CorsicaDid you know that Corsica is the fourth largest island in the Mediterranean, after Sicily, Sardinia and Cyprus? In such a list, it’s refreshing to have a break from the alliteration! More than three million people visit Corsica each year. The mild climate and diverse landscapes make it a popular choice. Here are just a few examples of what to expect whilst you’re there:

Food and Drink

Let’s face it; this is often at the forefront of most holidaymakers’ minds when they go travelling. We’re mad about new food experiences!

Traditional favourites in the area are soups and stews – from zuppa corsa, a minestrone made with vegetables and a ham-bone stock, to civet de sanglier, a thick red wine stew packed with pieces of wild boar, vegetables and chestnuts. The latter ingredient is also the basis of other tasty snacks you’ll find, such as chestnut porridge (polenta) and chestnut fritters (fritelli a gaju fresco). You should also make sure to sample some brocciu, a soft mozzerlla-like cheese, made with ewe’s milk. It goes great in an omelette or cannelloni!

If you are a connoisseur of wine, then you will want to give some of the lesser-known Corsican varieties a sample. Ajaccio, the capital of Corsica, contributes a selection of reds and rosés. Look out for the following vineyards: Domaine Torraccia (Porto-Vecchio), Domaine Saparale (Sartène), Domaine Gentille (Patrimonio), and Venturi-Pieretti (Cap Corse).

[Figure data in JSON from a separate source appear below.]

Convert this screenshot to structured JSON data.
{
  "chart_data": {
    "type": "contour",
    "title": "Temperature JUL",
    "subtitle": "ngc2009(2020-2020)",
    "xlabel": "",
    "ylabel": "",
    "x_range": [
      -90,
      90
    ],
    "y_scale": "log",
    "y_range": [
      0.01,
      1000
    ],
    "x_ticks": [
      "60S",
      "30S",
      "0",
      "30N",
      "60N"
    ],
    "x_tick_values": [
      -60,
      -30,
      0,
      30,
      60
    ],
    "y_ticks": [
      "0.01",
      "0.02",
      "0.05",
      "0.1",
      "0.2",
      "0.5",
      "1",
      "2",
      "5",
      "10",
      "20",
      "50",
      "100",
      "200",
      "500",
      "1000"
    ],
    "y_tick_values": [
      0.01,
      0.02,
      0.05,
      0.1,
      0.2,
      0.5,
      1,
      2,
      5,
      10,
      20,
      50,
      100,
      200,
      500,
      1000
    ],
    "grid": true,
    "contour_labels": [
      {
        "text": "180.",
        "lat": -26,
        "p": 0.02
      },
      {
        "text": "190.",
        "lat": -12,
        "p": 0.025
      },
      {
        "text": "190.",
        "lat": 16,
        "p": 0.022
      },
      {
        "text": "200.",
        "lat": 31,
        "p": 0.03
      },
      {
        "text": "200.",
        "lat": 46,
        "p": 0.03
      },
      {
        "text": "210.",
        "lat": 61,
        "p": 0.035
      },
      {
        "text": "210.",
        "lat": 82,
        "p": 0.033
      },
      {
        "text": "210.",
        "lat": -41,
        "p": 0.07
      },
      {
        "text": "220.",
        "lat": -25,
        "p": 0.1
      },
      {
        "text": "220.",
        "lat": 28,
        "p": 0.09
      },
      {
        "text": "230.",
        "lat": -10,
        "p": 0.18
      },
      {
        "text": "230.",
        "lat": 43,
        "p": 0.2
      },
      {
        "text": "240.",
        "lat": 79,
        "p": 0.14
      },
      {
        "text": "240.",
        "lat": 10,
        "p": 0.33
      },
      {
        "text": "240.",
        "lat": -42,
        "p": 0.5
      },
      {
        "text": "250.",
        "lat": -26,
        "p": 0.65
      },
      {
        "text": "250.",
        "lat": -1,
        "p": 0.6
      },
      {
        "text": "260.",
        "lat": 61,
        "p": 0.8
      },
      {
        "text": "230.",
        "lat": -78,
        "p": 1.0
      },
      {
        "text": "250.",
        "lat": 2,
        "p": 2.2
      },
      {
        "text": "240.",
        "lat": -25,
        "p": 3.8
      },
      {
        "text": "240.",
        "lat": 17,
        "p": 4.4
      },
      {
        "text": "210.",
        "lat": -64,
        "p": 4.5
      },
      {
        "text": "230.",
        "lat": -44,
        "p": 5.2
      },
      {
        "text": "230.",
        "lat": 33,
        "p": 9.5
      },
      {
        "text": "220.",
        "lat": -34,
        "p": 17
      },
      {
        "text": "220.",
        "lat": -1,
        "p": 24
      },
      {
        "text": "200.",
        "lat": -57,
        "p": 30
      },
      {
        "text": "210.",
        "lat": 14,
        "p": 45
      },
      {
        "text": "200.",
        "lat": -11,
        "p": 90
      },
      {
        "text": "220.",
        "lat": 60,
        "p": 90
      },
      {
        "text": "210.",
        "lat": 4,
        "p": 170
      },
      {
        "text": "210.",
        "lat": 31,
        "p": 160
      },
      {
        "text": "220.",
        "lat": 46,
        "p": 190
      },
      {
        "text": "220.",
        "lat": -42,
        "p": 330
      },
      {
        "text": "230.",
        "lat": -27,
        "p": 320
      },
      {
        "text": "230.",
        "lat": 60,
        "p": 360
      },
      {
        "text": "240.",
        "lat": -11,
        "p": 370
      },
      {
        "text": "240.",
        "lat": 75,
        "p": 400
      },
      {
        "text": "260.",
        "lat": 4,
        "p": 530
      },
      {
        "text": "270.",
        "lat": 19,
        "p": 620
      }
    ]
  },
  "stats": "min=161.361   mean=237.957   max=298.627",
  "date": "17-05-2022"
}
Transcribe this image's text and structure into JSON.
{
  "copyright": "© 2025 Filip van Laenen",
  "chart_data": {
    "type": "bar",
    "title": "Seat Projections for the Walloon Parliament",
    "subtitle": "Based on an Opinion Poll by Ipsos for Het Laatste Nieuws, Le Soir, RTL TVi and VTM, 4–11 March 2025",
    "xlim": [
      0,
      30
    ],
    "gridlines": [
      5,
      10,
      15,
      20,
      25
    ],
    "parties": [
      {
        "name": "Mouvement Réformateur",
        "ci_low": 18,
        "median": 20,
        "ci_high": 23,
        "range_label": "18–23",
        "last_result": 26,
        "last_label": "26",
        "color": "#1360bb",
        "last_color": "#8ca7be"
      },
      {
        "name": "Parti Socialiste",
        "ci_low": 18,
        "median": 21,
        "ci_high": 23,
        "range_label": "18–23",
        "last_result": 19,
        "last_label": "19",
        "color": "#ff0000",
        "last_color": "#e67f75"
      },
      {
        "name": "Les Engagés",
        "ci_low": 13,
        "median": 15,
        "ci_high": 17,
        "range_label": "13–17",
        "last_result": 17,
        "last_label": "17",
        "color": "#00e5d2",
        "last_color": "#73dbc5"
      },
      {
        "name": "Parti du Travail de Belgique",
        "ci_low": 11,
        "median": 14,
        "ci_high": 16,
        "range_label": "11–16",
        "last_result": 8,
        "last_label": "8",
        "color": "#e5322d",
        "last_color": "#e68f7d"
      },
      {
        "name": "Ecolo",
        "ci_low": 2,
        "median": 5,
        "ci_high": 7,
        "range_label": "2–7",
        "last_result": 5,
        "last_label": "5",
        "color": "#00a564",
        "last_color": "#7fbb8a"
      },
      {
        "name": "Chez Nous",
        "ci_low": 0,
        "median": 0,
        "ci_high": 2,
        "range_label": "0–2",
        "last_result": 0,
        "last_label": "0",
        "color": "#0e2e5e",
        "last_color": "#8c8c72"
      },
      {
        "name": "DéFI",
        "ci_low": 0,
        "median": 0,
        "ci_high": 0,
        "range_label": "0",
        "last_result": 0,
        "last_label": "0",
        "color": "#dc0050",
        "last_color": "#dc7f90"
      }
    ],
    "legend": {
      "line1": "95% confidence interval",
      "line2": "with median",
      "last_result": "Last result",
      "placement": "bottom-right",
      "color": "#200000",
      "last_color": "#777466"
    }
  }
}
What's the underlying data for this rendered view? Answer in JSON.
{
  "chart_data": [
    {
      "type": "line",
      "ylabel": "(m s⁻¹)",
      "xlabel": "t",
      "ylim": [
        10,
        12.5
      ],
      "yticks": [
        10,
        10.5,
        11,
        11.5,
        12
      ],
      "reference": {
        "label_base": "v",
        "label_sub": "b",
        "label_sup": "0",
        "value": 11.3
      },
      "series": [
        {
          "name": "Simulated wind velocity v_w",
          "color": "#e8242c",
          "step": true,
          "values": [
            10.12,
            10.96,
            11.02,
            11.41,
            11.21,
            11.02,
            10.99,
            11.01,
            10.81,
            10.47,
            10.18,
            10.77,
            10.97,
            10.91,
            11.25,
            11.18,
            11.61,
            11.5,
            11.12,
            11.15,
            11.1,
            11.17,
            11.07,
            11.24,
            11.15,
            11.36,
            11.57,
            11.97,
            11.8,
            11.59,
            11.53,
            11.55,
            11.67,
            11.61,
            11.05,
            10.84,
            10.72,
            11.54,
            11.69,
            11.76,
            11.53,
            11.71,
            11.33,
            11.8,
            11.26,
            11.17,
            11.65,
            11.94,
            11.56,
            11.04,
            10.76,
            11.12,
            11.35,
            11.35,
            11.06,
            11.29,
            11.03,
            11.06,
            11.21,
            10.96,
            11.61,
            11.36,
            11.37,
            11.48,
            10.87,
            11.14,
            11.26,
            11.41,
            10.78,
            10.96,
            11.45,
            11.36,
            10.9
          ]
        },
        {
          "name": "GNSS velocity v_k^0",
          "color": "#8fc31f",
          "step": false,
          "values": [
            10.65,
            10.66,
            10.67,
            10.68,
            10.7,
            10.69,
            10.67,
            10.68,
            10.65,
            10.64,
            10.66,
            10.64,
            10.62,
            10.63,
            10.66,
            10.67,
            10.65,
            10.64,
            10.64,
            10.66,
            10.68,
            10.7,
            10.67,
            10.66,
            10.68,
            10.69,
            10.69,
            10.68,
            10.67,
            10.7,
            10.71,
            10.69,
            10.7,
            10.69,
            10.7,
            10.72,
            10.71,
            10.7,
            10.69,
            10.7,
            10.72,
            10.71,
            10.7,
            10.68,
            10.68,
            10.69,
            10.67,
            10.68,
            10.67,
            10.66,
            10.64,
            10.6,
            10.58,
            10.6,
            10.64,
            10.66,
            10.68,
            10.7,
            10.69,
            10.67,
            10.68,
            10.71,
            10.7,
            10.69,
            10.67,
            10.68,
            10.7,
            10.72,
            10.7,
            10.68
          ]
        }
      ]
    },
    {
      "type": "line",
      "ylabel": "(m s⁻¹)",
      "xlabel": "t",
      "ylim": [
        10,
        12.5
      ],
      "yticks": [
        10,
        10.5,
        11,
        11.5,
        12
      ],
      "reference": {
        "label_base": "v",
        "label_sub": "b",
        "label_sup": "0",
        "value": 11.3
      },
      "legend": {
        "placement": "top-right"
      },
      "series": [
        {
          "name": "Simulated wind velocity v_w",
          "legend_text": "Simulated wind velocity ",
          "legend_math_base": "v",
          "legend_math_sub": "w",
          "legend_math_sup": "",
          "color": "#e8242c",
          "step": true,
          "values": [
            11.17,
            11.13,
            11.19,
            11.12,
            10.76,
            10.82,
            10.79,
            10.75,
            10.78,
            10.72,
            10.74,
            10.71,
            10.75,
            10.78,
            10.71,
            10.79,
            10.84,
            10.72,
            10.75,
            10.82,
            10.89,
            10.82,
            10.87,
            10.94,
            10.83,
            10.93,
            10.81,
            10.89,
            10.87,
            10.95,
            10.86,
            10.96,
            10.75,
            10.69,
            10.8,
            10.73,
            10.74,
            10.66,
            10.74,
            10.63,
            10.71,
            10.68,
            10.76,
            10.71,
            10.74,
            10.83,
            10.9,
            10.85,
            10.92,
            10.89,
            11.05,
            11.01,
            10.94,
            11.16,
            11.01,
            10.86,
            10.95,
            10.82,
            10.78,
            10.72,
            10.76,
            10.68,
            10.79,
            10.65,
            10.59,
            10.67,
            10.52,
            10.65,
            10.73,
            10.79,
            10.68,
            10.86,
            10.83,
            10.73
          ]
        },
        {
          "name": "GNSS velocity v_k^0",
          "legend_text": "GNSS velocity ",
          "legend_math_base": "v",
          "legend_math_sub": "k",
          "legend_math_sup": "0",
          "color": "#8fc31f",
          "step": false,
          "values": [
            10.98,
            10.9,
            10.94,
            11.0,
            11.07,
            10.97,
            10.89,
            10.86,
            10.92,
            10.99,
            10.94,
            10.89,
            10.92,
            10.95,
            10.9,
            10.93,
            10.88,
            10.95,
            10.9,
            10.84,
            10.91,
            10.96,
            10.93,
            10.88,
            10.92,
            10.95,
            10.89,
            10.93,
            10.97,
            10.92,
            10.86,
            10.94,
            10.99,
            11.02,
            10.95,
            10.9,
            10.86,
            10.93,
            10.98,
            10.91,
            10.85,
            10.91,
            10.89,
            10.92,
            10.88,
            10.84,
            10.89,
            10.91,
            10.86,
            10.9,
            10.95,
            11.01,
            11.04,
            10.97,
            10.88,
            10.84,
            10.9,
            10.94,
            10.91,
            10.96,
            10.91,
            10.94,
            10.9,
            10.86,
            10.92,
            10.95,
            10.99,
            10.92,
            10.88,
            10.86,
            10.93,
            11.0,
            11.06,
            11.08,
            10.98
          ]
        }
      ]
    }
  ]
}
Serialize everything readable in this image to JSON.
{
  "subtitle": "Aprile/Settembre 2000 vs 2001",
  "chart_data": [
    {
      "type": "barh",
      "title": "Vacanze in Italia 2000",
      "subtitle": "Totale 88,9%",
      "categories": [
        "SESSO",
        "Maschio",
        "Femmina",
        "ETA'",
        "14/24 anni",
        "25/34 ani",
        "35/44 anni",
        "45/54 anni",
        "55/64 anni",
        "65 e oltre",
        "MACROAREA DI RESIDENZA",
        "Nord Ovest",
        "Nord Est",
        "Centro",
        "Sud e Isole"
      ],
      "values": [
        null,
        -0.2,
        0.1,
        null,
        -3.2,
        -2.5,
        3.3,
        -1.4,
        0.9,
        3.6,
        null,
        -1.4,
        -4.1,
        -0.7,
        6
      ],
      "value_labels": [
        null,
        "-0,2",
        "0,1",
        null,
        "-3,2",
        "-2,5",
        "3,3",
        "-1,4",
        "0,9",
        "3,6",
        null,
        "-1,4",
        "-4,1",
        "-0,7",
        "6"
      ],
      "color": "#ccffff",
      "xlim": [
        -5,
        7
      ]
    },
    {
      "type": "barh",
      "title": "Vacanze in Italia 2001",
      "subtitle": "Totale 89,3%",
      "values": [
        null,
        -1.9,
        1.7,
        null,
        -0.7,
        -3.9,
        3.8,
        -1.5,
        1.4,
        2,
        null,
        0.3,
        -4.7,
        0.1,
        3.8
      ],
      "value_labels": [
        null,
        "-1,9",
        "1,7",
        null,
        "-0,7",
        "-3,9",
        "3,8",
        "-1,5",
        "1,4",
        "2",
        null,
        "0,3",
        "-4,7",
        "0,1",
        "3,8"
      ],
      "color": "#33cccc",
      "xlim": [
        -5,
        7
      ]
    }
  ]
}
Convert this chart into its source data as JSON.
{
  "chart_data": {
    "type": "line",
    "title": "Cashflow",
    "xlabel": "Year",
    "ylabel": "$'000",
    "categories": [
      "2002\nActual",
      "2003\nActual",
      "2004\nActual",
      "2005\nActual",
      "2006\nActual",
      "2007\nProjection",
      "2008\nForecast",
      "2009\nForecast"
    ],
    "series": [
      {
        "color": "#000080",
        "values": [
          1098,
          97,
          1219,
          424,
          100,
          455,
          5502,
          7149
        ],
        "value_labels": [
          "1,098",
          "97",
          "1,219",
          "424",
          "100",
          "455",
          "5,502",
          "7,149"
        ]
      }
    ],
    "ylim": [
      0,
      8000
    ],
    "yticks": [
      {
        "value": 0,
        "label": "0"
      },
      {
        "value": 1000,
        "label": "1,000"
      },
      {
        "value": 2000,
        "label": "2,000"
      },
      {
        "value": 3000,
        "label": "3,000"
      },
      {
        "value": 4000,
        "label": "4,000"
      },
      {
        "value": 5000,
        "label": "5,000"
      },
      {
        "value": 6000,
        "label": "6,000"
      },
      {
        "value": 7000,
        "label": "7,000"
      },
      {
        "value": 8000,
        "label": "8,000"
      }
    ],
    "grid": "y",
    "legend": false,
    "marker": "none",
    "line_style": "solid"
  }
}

There are events all year-round in Corsica, from food festivals, to historical parades. Just imagine having a holiday home on the island, and being able to pop over for the weekend to experience a slice of Corsican culture.

Bastille Day, in July, consists of parades and firework displays, nationwide. Les Fêtes Napoléoniennes takes place in Ajaccio during August, to celebrate Napoleon Bonaparte’s birthday, and also involves professions and fireworks. There is even more to explore, if you are interested in the history, as, within Ajaccio, you can also find the house in which Bonaparte was born, Maison Boaparte.

In the commune of Venaco, you will find local produce fairs taking place during early May. In July the village of Luri celebrates wines from across the island. During early August you can experience a celebration of all types of arts, from painting to cooking, in the village of Aregno.


The shops around Corsica come highly rated. In fact, there are over 60 shopping experiences in the area rated 4 Star or higher on Trip Advisor. Number one on this list is a delicatessen called U Cintu, with one reviewer describing their experience to have been like “tasting the heart of Corsica”. There are plenty of specialists shops like this to explore.

If you like to take home souvenirs for your friends and family, you’ll find plenty of choice. There are all sorts of craft shops, in which local craftspeople can be found at work, making pottery, blown glass, woven baskets and more.